19. Notice how all field names have been transformed to lower case and how the timestamp field has been renamed to event_timestamp.

2.4 Merging records and start writing to Iceberg
Now that we have verified that our schema is being transformed as needed, it’s time to start the remaining processors and write our events into the Iceberg table. The MergeRecords processor is configured to batch events up to increase efficiency when writing to Iceberg. The final processor, WriteToIceberg takes our Avro records and writes them into a Parquet formatted table. 

1.  Tip: You can change the configuration to something like “30 sec” to speed up processing.

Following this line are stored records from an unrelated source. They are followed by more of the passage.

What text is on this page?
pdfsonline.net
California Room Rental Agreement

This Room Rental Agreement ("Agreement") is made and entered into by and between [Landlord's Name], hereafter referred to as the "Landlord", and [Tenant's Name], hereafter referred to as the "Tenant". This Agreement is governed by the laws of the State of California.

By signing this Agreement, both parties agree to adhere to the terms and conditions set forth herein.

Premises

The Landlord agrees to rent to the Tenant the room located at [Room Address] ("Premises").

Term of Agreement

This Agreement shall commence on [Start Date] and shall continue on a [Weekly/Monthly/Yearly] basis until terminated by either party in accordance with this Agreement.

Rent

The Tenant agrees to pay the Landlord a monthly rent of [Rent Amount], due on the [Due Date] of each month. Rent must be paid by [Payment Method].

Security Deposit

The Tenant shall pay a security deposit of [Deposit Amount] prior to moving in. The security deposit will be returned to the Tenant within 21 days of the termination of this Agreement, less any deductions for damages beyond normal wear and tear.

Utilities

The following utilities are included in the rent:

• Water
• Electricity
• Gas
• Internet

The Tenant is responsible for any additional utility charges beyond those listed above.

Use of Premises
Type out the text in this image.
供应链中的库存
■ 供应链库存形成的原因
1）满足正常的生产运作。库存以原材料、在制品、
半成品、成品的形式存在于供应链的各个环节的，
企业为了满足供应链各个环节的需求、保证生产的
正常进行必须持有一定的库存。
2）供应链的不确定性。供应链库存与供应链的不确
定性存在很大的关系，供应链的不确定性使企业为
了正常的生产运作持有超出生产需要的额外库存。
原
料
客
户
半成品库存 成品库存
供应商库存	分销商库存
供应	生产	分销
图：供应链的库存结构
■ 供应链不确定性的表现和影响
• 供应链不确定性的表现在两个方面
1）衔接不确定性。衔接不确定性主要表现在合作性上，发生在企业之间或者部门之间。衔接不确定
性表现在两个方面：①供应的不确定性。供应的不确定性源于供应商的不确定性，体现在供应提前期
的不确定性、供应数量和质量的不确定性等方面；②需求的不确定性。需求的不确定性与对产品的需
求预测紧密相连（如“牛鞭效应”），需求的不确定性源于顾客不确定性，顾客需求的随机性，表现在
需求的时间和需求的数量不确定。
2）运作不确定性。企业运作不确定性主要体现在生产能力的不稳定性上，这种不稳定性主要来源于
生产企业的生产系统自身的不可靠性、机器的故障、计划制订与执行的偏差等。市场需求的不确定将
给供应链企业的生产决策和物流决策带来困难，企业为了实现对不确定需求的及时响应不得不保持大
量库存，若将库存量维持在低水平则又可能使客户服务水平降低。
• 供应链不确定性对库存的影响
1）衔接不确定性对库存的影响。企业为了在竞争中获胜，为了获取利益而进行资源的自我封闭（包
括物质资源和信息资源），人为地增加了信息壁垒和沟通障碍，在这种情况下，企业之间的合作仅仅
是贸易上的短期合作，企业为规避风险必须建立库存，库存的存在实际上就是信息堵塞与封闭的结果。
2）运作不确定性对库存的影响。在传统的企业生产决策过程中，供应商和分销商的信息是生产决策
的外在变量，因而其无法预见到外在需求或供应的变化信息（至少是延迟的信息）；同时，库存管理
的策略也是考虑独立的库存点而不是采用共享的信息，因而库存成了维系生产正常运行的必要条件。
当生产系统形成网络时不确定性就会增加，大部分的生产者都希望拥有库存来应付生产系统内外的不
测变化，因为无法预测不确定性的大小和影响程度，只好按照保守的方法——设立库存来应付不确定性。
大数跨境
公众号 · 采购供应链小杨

2. Select the MergeRecords processor and explore its configuration. It is configured to batch events up for at least 30 seconds or until the queued up events have reached Maximum Bin Size of 1GB.  You will want to lower these for testing.
   
   
   

3. Start the MergeRecords processor and verify that it batches up events and writes them out after 30 seconds.
   
   

4. Select the WriteToIceberg processor and explore its configuration. Notice how it relies on several parameters to establish a connection to the right database and table.
   
   
   

5. Start the WriteToIceberg processor and verify that it writes records successfully to Iceberg. If the metrics on the processor increase and you don’t see any warnings or events being written to the failure_WriteToIceberg connection, your writes are successful!
   
   
   
   

Congratulations! With this you have completed the second use case. 

You may want to log into Hue to check your data has loaded.

Feel free to publish your flow to the catalog and create a deployment just like you did for the first one.